Kebudayaan Dong Son adalah kebudayaan zaman perunggu yang berkembang di lembah Song Hong, Vietnam dan secara keseluruhan dapat dinyatakan sebagai hasil karya kelompok bahasa Austronesia yang terutama menetap di pesisir Annam. Kebudayaan ini sendiri mengambil nama situs Dong Son di Tanh Hoa dan berkembang antara abad ke-5 hingga abad ke-2 SM. Masyarakat Dong Son adalah masyarakat petani dan peternak yang handal serta terampil memancing. Mereka menetap dalam rumah-rumah panggung besar dengan atap yang melengkung lebar dan menjulur menaungi emperannya. Masyarakat Dong Son juga dikenal sebagai masyarakat pelaut, yang melayari seluruh Laut China hingga ke selatan dengan perahu panjang bercadik dua (wikipedia). Masyarakat Dong Son berasal dari ras Mongoloid. Kebudayaan Dong Son secara keseluruhan dapat dinyatakan sebagai hasil karya kelompok penutur Austronesia.

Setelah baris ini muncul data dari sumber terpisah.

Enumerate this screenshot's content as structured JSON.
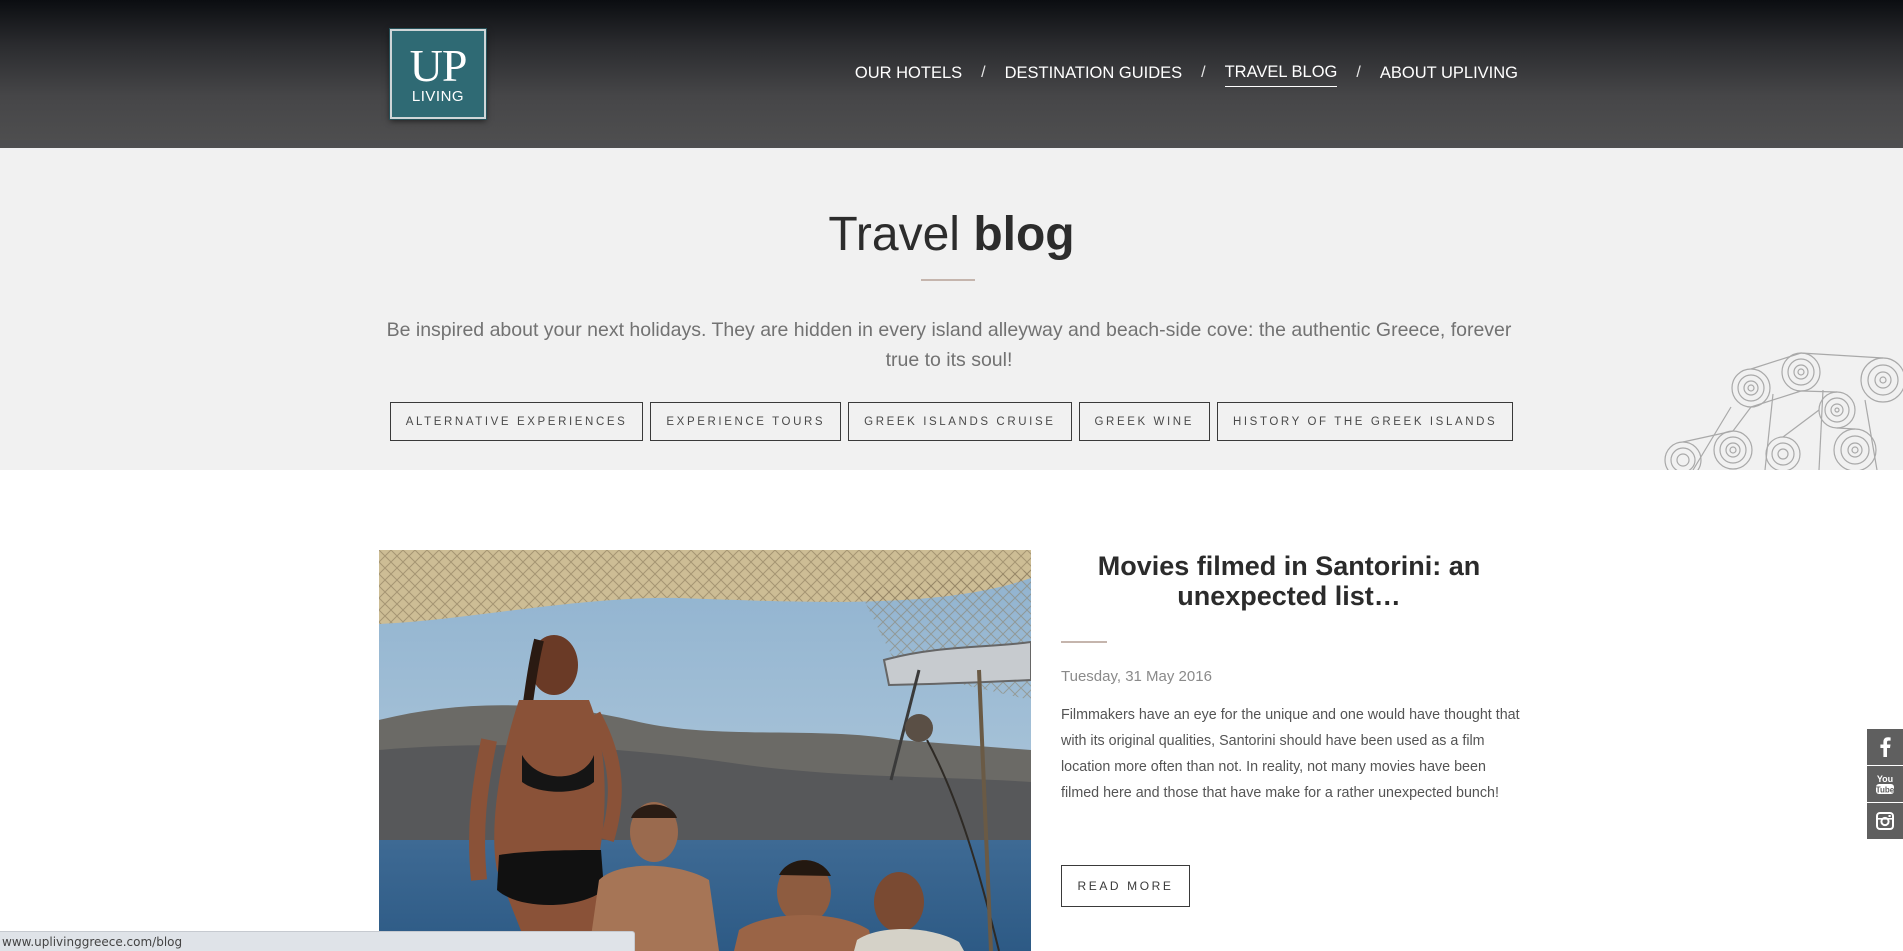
{
  "logo": {
    "line1": "UP",
    "line2": "LIVING"
  },
  "nav": {
    "items": [
      {
        "label": "OUR HOTELS",
        "active": false
      },
      {
        "label": "DESTINATION GUIDES",
        "active": false
      },
      {
        "label": "TRAVEL BLOG",
        "active": true
      },
      {
        "label": "ABOUT UPLIVING",
        "active": false
      }
    ],
    "separator": "/"
  },
  "hero": {
    "title_light": "Travel",
    "title_bold": "blog",
    "description": "Be inspired about your next holidays. They are hidden in every island alleyway and beach-side cove: the authentic Greece, forever true to its soul!",
    "categories": [
      "ALTERNATIVE EXPERIENCES",
      "EXPERIENCE TOURS",
      "GREEK ISLANDS CRUISE",
      "GREEK WINE",
      "HISTORY OF THE GREEK ISLANDS"
    ]
  },
  "post": {
    "title": "Movies filmed in Santorini: an unexpected list…",
    "date": "Tuesday, 31 May 2016",
    "excerpt": "Filmmakers have an eye for the unique and one would have thought that with its original qualities, Santorini should have been used as a film location more often than not. In reality, not many movies have been filmed here and those that have make for a rather unexpected bunch!",
    "read_more": "READ MORE"
  },
  "social": {
    "icons": [
      "facebook-icon",
      "youtube-icon",
      "instagram-icon"
    ],
    "youtube_label": "You Tube"
  },
  "statusbar": {
    "url": "www.uplivinggreece.com/blog"
  },
  "colors": {
    "header_dark": "#0b0d11",
    "header_mid": "#4f4f50",
    "logo_bg": "#2f6a74",
    "hero_bg": "#f1f1f1",
    "accent_divider": "#c5b5ad",
    "social_bg": "#5f5f5f"
  }
}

Latar Belakang Kata “Batak”
Ensiklopedia Britannica memberi keterangan tentang “Batak” sebagai berikut: “Batak, also spelled Battak or Batta, several closely related ethnic groups of north-central Sumatra, Indonesia. The term Batak is one of convenience, likely coined during precolonial times by indigenous outsiders (e.g., the Malay) and later adopted by Europeans. The groups embraced by the term — the Toba, the Karo, the Simalungun, the Pak Pak, the Mandailing, and the Angkola — have to a limited degree adopted it as a self-designation.” (www.britannica.com). Istilah “Batak” itu kemungkinan diciptakan selama masa pra-kolonial oleh pihak luar, misalnya: Melayu, dan kemudian diadopsi oleh orang Eropa. Kelompok-kelompok yang termasuk ke dalamnya, yaitu: Toba, Karo, Pakpak, Simalungun, Pakpak, Mandailing, dan Angkola. Lothar Schreiner, dalam bukunya “Adat dan Injil; Perjumpaan Adat dengan Iman Kristen di Tanah Batak” (1999:11) mengatakan: “Sebutan ‘Batak’ maupun ‘daerah Batak’ barulah muncul setelah pengkristenan.” Senada dengan itu, Lance Castle, dalam bukunya, “Kehidupan Politik Sebuah Keresidenan: Tapanuli 1915-1940”, Desertasi Ph.D (1972:138) mengemukakan bahwa sebutan “Batak” itu bermula dari ‘stereotipe’ orang-orang Melayu Muslim di Sumatra Timur terhadap orang “Batak”, sedangkan konotasi yang terkandung dalam sebutan “Batak” ialah: ‘jelek, kasar, jorok, dan bodoh’. Akibatnya banyak orang “Batak” tidak mau menyebutkan identitas mereka sebagai “Batak”, dan lebih senang menyatakan diri sebagai orang: Toba, Karo, Simalungun, Mandailing/Angkola, atau Pakpak/Dairi. Lothar Schreiner dan Lance Castle maupun Ensiklopedia Britannica sebelumnya memberikan informasi bahwa kata “BATAK” itu baru muncul sejak masuknya Kristen dan Kolonial ke daerah pedalaman Sumatera Utara.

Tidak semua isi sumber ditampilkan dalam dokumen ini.